Komprimiertes Stroh punktet mit guter Wärmedämmung und gilt als sehr robust sowie brandsicher.
Da es sich um ein Abfallprodukt aus der Landwirtschaft handelt, ist die Umweltbilanz hervorragend.
Allerdings muss Stroh verputzt werden, um Wind und Wetter Stand zu halten. Dafür eignet sich aus ökologischen Gründen vor allem Strohlehm.
4. Hanfbeton
Trotz des Namens enthält dieser Baustoff keinen Beton. Stattdessen besteht er aus Hanffasern und Kalk.
Bei der Wärmedämmung, dem Brandschutz und der Schallabsorption zeigt Hanfbeton großes Potenzial.
Ebenfalls erfreulich: Er besteht aus Pflanzenfasern, die beim Hanfanbau ohnehin anfallen, und dank der umweltfreundlichen Herstellung lassen sich Tonnen von CO2 einsparen.

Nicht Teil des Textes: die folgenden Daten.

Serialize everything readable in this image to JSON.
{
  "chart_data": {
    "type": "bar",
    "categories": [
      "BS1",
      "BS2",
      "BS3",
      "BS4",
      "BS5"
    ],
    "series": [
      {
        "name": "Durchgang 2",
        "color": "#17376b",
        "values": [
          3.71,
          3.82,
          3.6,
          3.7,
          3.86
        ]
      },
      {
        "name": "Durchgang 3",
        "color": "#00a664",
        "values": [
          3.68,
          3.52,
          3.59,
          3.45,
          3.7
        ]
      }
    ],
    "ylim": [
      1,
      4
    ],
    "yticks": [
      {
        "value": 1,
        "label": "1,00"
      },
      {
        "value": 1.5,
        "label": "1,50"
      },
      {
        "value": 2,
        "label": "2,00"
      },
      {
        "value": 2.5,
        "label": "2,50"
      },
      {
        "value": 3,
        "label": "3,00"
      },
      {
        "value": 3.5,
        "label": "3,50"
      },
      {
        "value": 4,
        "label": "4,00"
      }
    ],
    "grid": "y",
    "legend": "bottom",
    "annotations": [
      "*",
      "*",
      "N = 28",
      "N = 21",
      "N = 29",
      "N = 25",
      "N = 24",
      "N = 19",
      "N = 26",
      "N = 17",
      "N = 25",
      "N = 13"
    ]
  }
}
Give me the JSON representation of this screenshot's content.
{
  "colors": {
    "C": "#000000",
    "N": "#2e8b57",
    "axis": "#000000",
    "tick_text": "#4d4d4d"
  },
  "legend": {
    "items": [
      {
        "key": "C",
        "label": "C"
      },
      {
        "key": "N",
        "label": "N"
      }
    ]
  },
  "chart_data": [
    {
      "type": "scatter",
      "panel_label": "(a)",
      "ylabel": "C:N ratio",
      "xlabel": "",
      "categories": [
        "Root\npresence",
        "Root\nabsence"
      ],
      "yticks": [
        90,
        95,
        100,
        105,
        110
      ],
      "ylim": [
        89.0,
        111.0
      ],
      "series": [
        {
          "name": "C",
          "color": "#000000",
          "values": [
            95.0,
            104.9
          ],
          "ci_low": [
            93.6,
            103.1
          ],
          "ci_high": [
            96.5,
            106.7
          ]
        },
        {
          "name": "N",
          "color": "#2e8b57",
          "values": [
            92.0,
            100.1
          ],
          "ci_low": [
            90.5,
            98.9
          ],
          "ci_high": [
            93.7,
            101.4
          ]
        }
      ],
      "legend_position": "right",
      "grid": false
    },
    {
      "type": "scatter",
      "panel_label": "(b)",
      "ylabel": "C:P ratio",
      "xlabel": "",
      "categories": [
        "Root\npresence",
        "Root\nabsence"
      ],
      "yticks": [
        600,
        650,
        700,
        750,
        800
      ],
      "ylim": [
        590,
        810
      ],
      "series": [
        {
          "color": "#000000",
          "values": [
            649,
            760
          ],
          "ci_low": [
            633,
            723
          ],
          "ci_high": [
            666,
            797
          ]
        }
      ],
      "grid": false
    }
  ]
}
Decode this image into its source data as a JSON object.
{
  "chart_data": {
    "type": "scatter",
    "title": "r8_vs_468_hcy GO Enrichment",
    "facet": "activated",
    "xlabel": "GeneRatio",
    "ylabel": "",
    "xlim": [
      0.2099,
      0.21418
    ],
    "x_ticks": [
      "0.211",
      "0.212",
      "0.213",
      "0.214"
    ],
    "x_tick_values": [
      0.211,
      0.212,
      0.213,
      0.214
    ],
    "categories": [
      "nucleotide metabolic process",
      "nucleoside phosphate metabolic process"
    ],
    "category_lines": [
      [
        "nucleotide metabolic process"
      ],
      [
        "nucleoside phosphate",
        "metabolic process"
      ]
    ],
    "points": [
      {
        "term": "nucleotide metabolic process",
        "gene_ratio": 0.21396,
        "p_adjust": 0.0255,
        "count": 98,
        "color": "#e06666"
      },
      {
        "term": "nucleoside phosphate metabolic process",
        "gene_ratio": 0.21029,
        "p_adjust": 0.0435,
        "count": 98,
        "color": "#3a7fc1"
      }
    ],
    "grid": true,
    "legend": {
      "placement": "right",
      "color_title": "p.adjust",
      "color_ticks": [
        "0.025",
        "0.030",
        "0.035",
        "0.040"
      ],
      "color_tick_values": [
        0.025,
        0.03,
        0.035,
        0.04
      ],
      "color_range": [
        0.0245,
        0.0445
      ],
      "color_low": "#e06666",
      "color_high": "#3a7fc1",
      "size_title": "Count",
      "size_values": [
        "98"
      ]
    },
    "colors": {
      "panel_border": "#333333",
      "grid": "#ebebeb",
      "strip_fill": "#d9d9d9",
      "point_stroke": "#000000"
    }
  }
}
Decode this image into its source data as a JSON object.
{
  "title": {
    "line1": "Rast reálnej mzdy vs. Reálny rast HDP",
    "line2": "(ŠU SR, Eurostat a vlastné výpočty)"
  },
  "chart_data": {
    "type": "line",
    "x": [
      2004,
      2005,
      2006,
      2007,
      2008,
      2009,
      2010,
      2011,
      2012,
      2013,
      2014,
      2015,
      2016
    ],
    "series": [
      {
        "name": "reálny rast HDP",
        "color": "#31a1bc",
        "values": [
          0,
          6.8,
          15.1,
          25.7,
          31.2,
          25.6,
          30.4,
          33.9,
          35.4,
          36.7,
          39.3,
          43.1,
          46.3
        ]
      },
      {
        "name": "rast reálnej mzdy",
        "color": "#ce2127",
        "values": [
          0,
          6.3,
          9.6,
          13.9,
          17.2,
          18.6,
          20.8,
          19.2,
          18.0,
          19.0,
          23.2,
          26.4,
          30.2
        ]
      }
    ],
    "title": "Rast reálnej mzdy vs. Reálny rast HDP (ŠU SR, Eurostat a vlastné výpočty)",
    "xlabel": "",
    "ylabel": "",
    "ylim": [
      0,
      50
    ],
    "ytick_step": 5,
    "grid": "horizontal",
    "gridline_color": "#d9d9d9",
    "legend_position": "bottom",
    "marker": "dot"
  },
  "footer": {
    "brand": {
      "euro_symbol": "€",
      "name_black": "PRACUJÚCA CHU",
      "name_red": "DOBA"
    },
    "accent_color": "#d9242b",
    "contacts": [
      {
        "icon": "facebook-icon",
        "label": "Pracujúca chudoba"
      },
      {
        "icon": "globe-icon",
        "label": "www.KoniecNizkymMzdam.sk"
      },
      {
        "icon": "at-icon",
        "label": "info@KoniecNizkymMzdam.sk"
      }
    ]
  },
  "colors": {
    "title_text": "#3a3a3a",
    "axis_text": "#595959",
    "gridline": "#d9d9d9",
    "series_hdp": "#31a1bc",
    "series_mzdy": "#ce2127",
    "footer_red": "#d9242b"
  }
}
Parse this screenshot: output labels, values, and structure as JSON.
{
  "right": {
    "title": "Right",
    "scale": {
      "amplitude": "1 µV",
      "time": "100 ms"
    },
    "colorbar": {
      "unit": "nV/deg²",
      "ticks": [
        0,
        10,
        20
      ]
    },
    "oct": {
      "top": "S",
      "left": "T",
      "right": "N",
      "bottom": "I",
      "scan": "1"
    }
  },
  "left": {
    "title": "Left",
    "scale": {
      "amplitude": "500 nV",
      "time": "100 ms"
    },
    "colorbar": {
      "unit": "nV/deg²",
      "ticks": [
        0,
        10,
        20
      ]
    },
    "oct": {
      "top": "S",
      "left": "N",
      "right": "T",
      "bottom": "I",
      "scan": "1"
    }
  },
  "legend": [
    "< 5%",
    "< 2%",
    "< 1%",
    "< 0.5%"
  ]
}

Zwar dürfte es noch eine Weile dauern, bis sich dieses Naturmaterial hierzulande durchsetzt.
2019 wurde jedoch bereits das erste Fertighaus aus Hanfbeton eröffnet.
Fazit
Obwohl Beton streng genommen ein Naturmaterial ist, entstehen durch den Brennvorgang erhebliche CO2-Emissionen.
Noch dazu werden für die Herstellung Rohstoffe wie Sand und Kies benötigt, die in Zukunft kaum noch ausreichend zur Verfügung stehen dürften.
Um die Nachhaltigkeit von Beton zu erhöhen, gilt es also:
- weniger energieintensive Brennverfahren anzuwenden
- den anfallenden Kohlenstoff zu binden, bevor er in die Atmosphäre gelangt
- stärker auf recycelten Beton zurückzugreifen.
Gleichzeitig scheint es sinnvoll, sich nach Alternativen für Beton umzusehen, die mit einer positiven Umweltbilanz punkten.
Nur so lässt sich der Energieverbrauch, und damit der CO2-Ausstoß, des Bausektors langfristig weiter senken.